To the degree that Mr. Trump is serious about pursuing policies that improve the lives of working families in this country, I and other progressives are prepared to work with him. To the degree that he pursues racist, sexist, xenophobic and anti-environment policies, we will vigorously oppose him.”

I do not believe there will ever be a perfect presidential candidate; however, I think we have missed a great opportunity. I think Hillary Clinton could have helped us. I watched her concession speech and felt it was very graceful and moving. I thought it was very presidential. I am sad for this loss. I am also deeply saddened by the hurtful and frightening message we have sent to immigrants, African-Americans, Mexicans, Muslims, Jews, women, LGBT people, people with disabilities, and on and on. I am concerned about ongoing violence and hate crimes in our country and our reputation abroad. I have talked with so many people who are afraid for our future, and I can definitely identify with that fear. Several of my clients have asked what will happen to their health insurance. I don't know. I don't know how it all will play out. 

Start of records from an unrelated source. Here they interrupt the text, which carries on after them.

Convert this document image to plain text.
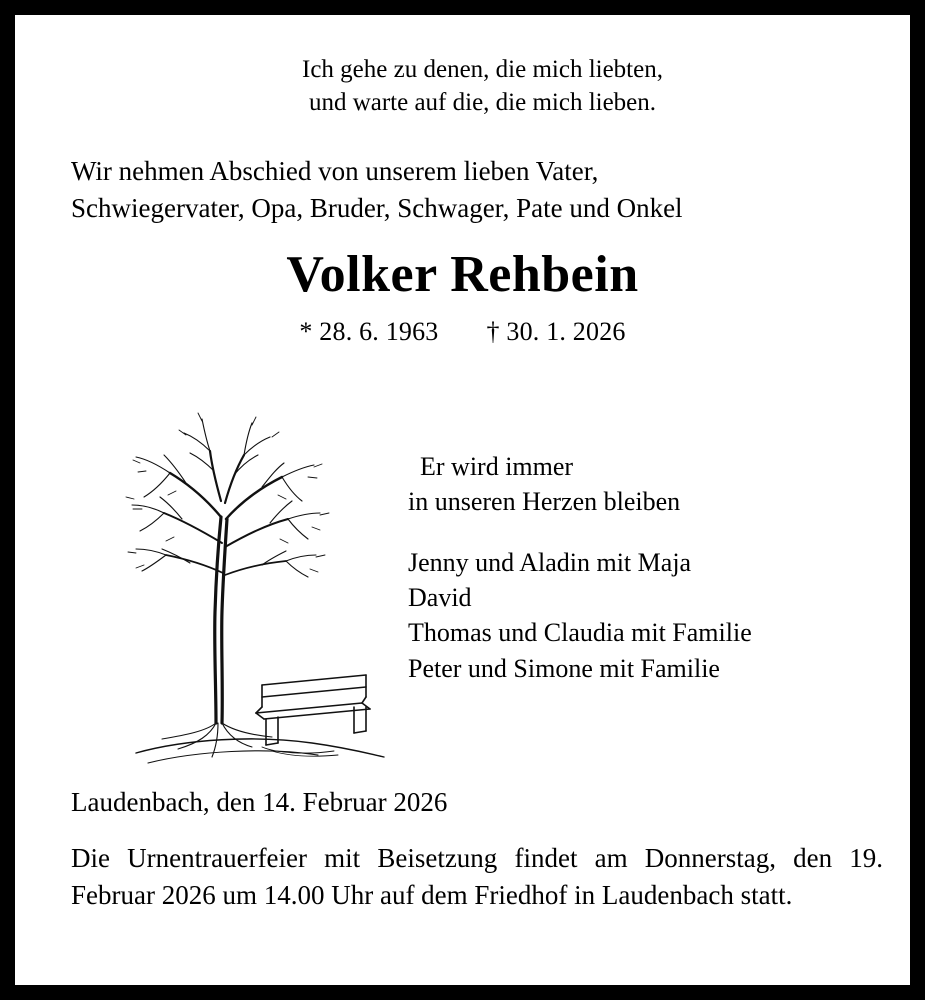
Ich gehe zu denen, die mich liebten,
und warte auf die, die mich lieben.
Wir nehmen Abschied von unserem lieben Vater,
Schwiegervater, Opa, Bruder, Schwager, Pate und Onkel
Volker Rehbein
* 28. 6. 1963 † 30. 1. 2026
Er wird immer
in unseren Herzen bleiben
Jenny und Aladin mit Maja
David
Thomas und Claudia mit Familie
Peter und Simone mit Familie
Laudenbach, den 14. Februar 2026
Die Urnentrauerfeier mit Beisetzung findet am Donnerstag, den 19. Februar 2026 um 14.00 Uhr auf dem Friedhof in Laudenbach statt.
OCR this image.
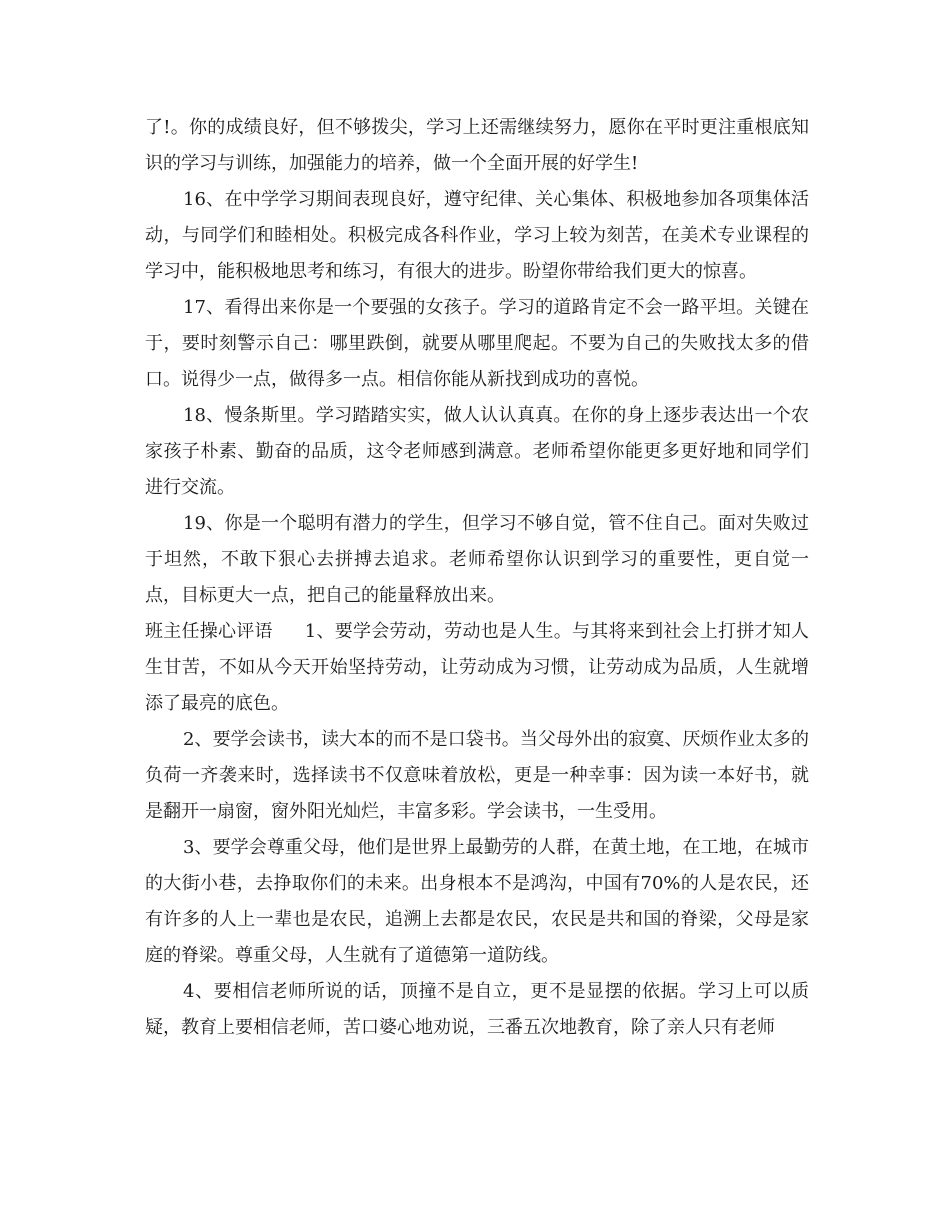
了!。你的成绩良好，但不够拨尖，学习上还需继续努力，愿你在平时更注重根底知识的学习与训练，加强能力的培养，做一个全面开展的好学生!

16、在中学学习期间表现良好，遵守纪律、关心集体、积极地参加各项集体活动，与同学们和睦相处。积极完成各科作业，学习上较为刻苦，在美术专业课程的学习中，能积极地思考和练习，有很大的进步。盼望你带给我们更大的惊喜。

17、看得出来你是一个要强的女孩子。学习的道路肯定不会一路平坦。关键在于，要时刻警示自己：哪里跌倒，就要从哪里爬起。不要为自己的失败找太多的借口。说得少一点，做得多一点。相信你能从新找到成功的喜悦。

18、慢条斯里。学习踏踏实实，做人认认真真。在你的身上逐步表达出一个农家孩子朴素、勤奋的品质，这令老师感到满意。老师希望你能更多更好地和同学们进行交流。

19、你是一个聪明有潜力的学生，但学习不够自觉，管不住自己。面对失败过于坦然，不敢下狠心去拼搏去追求。老师希望你认识到学习的重要性，更自觉一点，目标更大一点，把自己的能量释放出来。

班主任操心评语 1、要学会劳动，劳动也是人生。与其将来到社会上打拼才知人生甘苦，不如从今天开始坚持劳动，让劳动成为习惯，让劳动成为品质，人生就增添了最亮的底色。

2、要学会读书，读大本的而不是口袋书。当父母外出的寂寞、厌烦作业太多的负荷一齐袭来时，选择读书不仅意味着放松，更是一种幸事：因为读一本好书，就是翻开一扇窗，窗外阳光灿烂，丰富多彩。学会读书，一生受用。

3、要学会尊重父母，他们是世界上最勤劳的人群，在黄土地，在工地，在城市的大街小巷，去挣取你们的未来。出身根本不是鸿沟，中国有70%的人是农民，还有许多的人上一辈也是农民，追溯上去都是农民，农民是共和国的脊梁，父母是家庭的脊梁。尊重父母，人生就有了道德第一道防线。

4、要相信老师所说的话，顶撞不是自立，更不是显摆的依据。学习上可以质疑，教育上要相信老师，苦口婆心地劝说，三番五次地教育，除了亲人只有老师
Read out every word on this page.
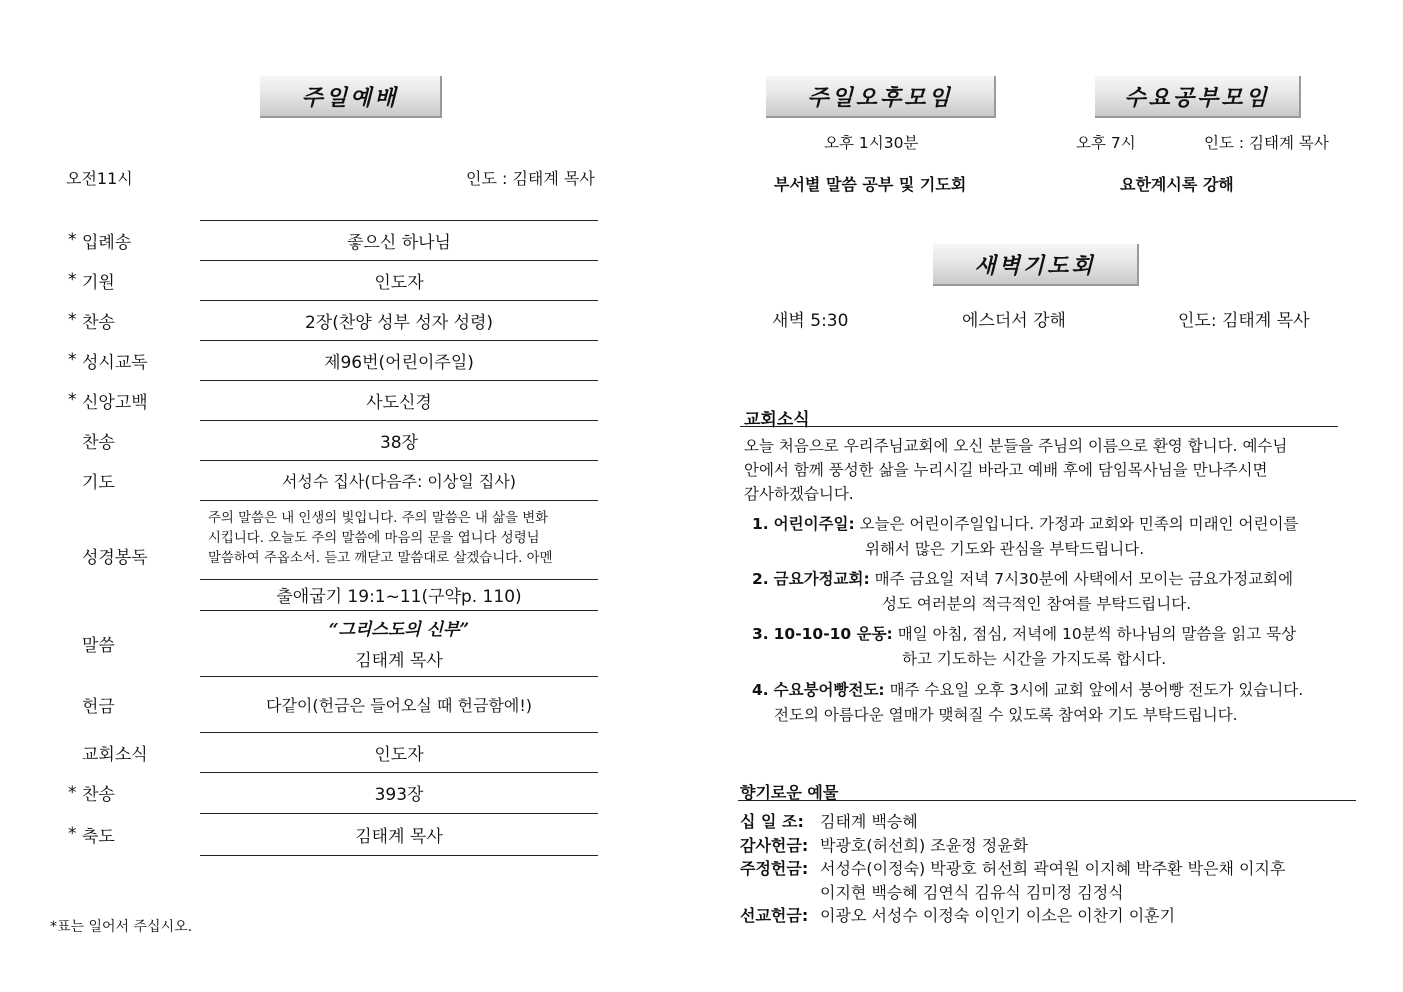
주일예배
오전11시	인도 : 김태계 목사
* 입례송	좋으신 하나님
* 기원	인도자
* 찬송	2장(찬양 성부 성자 성령)
* 성시교독	제96번(어린이주일)
* 신앙고백	사도신경
찬송	38장
기도	서성수 집사(다음주: 이상일 집사)
성경봉독
주의 말씀은 내 인생의 빛입니다. 주의 말씀은 내 삶을 변화
시킵니다. 오늘도 주의 말씀에 마음의 문을 엽니다 성령님
말씀하여 주옵소서. 듣고 깨닫고 말씀대로 살겠습니다. 아멘
출애굽기 19:1~11(구약p. 110)
말씀
“그리스도의 신부”
김태계 목사
헌금	다같이(헌금은 들어오실 때 헌금함에!)
교회소식	인도자
* 찬송	393장
* 축도	김태계 목사
*표는 일어서 주십시오.
주일오후모임	수요공부모임
오후 1시30분	오후 7시	인도 : 김태계 목사
부서별 말씀 공부 및 기도회	요한계시록 강해
새벽기도회
새벽 5:30	에스더서 강해	인도: 김태계 목사
교회소식
오늘 처음으로 우리주님교회에 오신 분들을 주님의 이름으로 환영 합니다. 예수님
안에서 함께 풍성한 삶을 누리시길 바라고 예배 후에 담임목사님을 만나주시면
감사하겠습니다.
1. 어린이주일: 오늘은 어린이주일입니다. 가정과 교회와 민족의 미래인 어린이를
위해서 많은 기도와 관심을 부탁드립니다.
2. 금요가정교회: 매주 금요일 저녁 7시30분에 사택에서 모이는 금요가정교회에
성도 여러분의 적극적인 참여를 부탁드립니다.
3. 10-10-10 운동: 매일 아침, 점심, 저녁에 10분씩 하나님의 말씀을 읽고 묵상
하고 기도하는 시간을 가지도록 합시다.
4. 수요붕어빵전도: 매주 수요일 오후 3시에 교회 앞에서 붕어빵 전도가 있습니다.
전도의 아름다운 열매가 맺혀질 수 있도록 참여와 기도 부탁드립니다.
향기로운 예물
십 일 조: 김태계 백승혜
감사헌금: 박광호(허선희) 조윤정 정윤화
주정헌금: 서성수(이정숙) 박광호 허선희 곽여원 이지혜 박주환 박은채 이지후
이지현 백승혜 김연식 김유식 김미정 김정식
선교헌금: 이광오 서성수 이정숙 이인기 이소은 이찬기 이훈기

What I do know is that I will continue to try to live my values every day and to fight for what I believe is right. I agree with Hillary on this...fighting for what's right is always worth it. 

Finally, in case you are interested, here is a list of pro-women, pro-immigrant, pro-Earth, anti-bigotry organizations that are likely to suffer under a Trump presidency. We must face this reality and figure out ways to protect and support one another. 

Saturday, October 8, 2016

Last weekend in Yellow Springs

Yellow Springs is a village near Dayton, OH; per wikipedia (so you know it's legit), the name comes from a nearby natural spring that's so rich in iron ore it turns the rocks yellowish-orange (but mostly orange as you'll see below). It's an artsy, progressive community right next to a nature preserve. Life seems to move more slowly in Yellow Springs, and I absolutely love it there. 

I originally wanted to go for Labor Day weekend to celebrate my birthday but blah blah blah for boring reasons it didn't work out. I had a lovely birthday party at home with some friends and we decided we'd try Yellow Springs again in a few weeks. I was not super proactive about planning the trip; at the end of most weeks I feel like I could sleep the entire weekend and be perfectly happy. Eli insisted that we go, so we went. I think he knew we needed it.

Friday night we checked into our adorable (and super cheap) Airbnb loft above a local family's detached garage and headed straight for Yellow Springs Brewery (#priorities). We ate some really great meals at Sunrise Cafe and Winds Cafe and took a couple of long walks in the woods. Each morning we walked by an old building that had been converted to office space and art studios. Eli kept insisting it was haunted, but I was daydreaming about uprooting my life and opening a private practice inside; I'd walk to work and set up my desk underneath a big window with a woodsy view. On a Sunday morning whim, we drove down the street to Young's Jersey Dairy in search of pumpkins.  They had plenty lined up for sale but we decided it made more sense to hop on a wagon full of young children and wade into a muddy patch to clip our own pumpkins off their vines. We wrapped up the weekend with a swirl of soft serve at Corner Cone

Occasionally a client will tell me that he or she is too busy for therapy. I explain that sometimes adding another thing to your plate doesn't necessarily add fact, therapy can help to relieve stress in a number of ways. That's how I felt about our trip. I'm not home as much as I'd like to be and we'd travelled to our friends' wedding in Pittsburgh the weekend before, so at first I wasn't necessarily into the idea of back-to-back weekends away. In the end, I felt refreshed. I had a really pleasant and relaxed extended hang with my partner. 

Basically, if you can go to Yellow Springs (or anywhere that calms and inspires you), you should.